On Wednesday, Decker, a Cambridge native, sent an e-mail to supporters asking for backing and donations and explaining her sticker campaign, which distributes stickers with her name on them so that voters can affix them to ballots.
In addition to hiring an attorney to ensure that all goes smoothly on and after election day, Decker has worked to raise voter awareness of her campaign by e-mailing supporters with an explanation of her campaign and will soon release a how-to video instructing voters in the correct procedures for casting a write-in ballot.
Decker said she has asked the election commission several questions about the election process, but they have yet to provide her with details about how they will address the unique situation, so her focus will be on reaching voters.
The absence of Decker’s name from the ballot may give challengers a leg up in the election.
Cambridge resident and attorney Silvia P. Glick, who says she is concerned with defending Cambridge’s neighborhoods from overdevelopment, said that she believes that some people who voted for Decker in the past will now switch their votes.
“I think that people should be asking why someone who’s really interested in being elected to the City Council waited until the last day to file her nomination papers, and why is it a task that she assigns to other people?” Glick said.
But other challengers said they would not change their campaign approach.
“Marjorie is a strong opponent, you can’t count her out,” said Council candidate Leland Cheung, a student at the Harvard Kennedy School.
Both Decker and other incumbents acknowledge the difficulty of being elected as a write-in candidate.
“Running a write-in campaign is going to be immensely challenging, especially with Cambridge’s complicated election system,” said Councillor Craig A. Kelley.
Under the City’s single-vote-transfer proportional-representation system, each voter ranks nine candidates for the Council, including write-ins.
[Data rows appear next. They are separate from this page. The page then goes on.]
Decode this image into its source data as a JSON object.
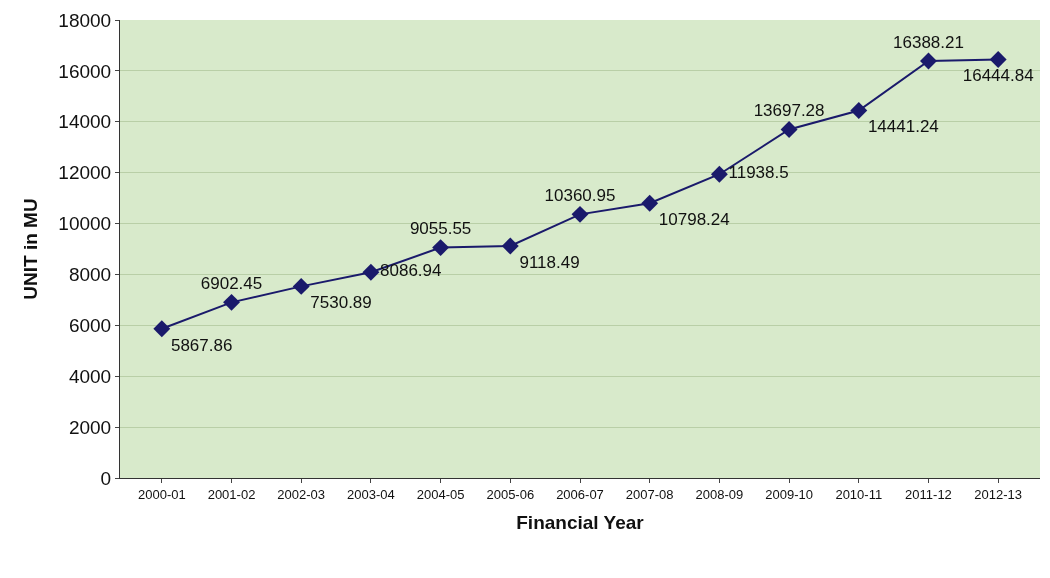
{
  "chart_data": {
    "type": "line",
    "xlabel": "Financial Year",
    "ylabel": "UNIT in MU",
    "categories": [
      "2000-01",
      "2001-02",
      "2002-03",
      "2003-04",
      "2004-05",
      "2005-06",
      "2006-07",
      "2007-08",
      "2008-09",
      "2009-10",
      "2010-11",
      "2011-12",
      "2012-13"
    ],
    "series": [
      {
        "color": "#1a1a6b",
        "values": [
          5867.86,
          6902.45,
          7530.89,
          8086.94,
          9055.55,
          9118.49,
          10360.95,
          10798.24,
          11938.5,
          13697.28,
          14441.24,
          16388.21,
          16444.84
        ]
      }
    ],
    "ylim": [
      0,
      18000
    ],
    "yticks": [
      0,
      2000,
      4000,
      6000,
      8000,
      10000,
      12000,
      14000,
      16000,
      18000
    ],
    "grid": "y",
    "marker": "diamond",
    "line_style": "solid",
    "data_labels": true,
    "legend": false
  }
}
Candidates who are ranked first on ten percent of ballots are declared elected. Any extra ballots they receive beyond the ten percent quota are redistributed to the candidates marked next in preference on those excess ballots.
The count continues with the elimination of those candidates who received fewer than 50 first place rankings and the redistribution of their ballots to other candidates according to the next preference marked. After each, the candidate with lowest number of votes is eliminated, and ballots are again redistributed. Cambridge is the only city in the country that uses this electoral system.
“Marjorie, though she’s won five elections now, has never reached the [10 percent] quota,” said Robert Winters, editor of the Cambridge Civic Journal, an instructor at the Extension School, and a one-time council candidate.
“She’s always relied upon having second and third—whatever—preferences from other candidates,” he said. “It’s hard to get that if your name is not on the ballot.”
But Decker said she believes that residents are aware of her campaign.
“One of the biggest issues in this campaign season is my write-in campaign,” Decker said, “The feedback I’m getting is that people are aware of it.”
The candidate—who used to read the names of U.S. soldiers killed in Iraq at Council meetings to enter them into the city record—said that her constituency consists of “people who care about issues that affect working families...youth issues...and seniors,” as well as residents of Cambridgeport, where she grew up, and North Cambridge, where she lives now with her husband and newborn child.
Cambridge municipal elections will be held on Tuesday, November 3.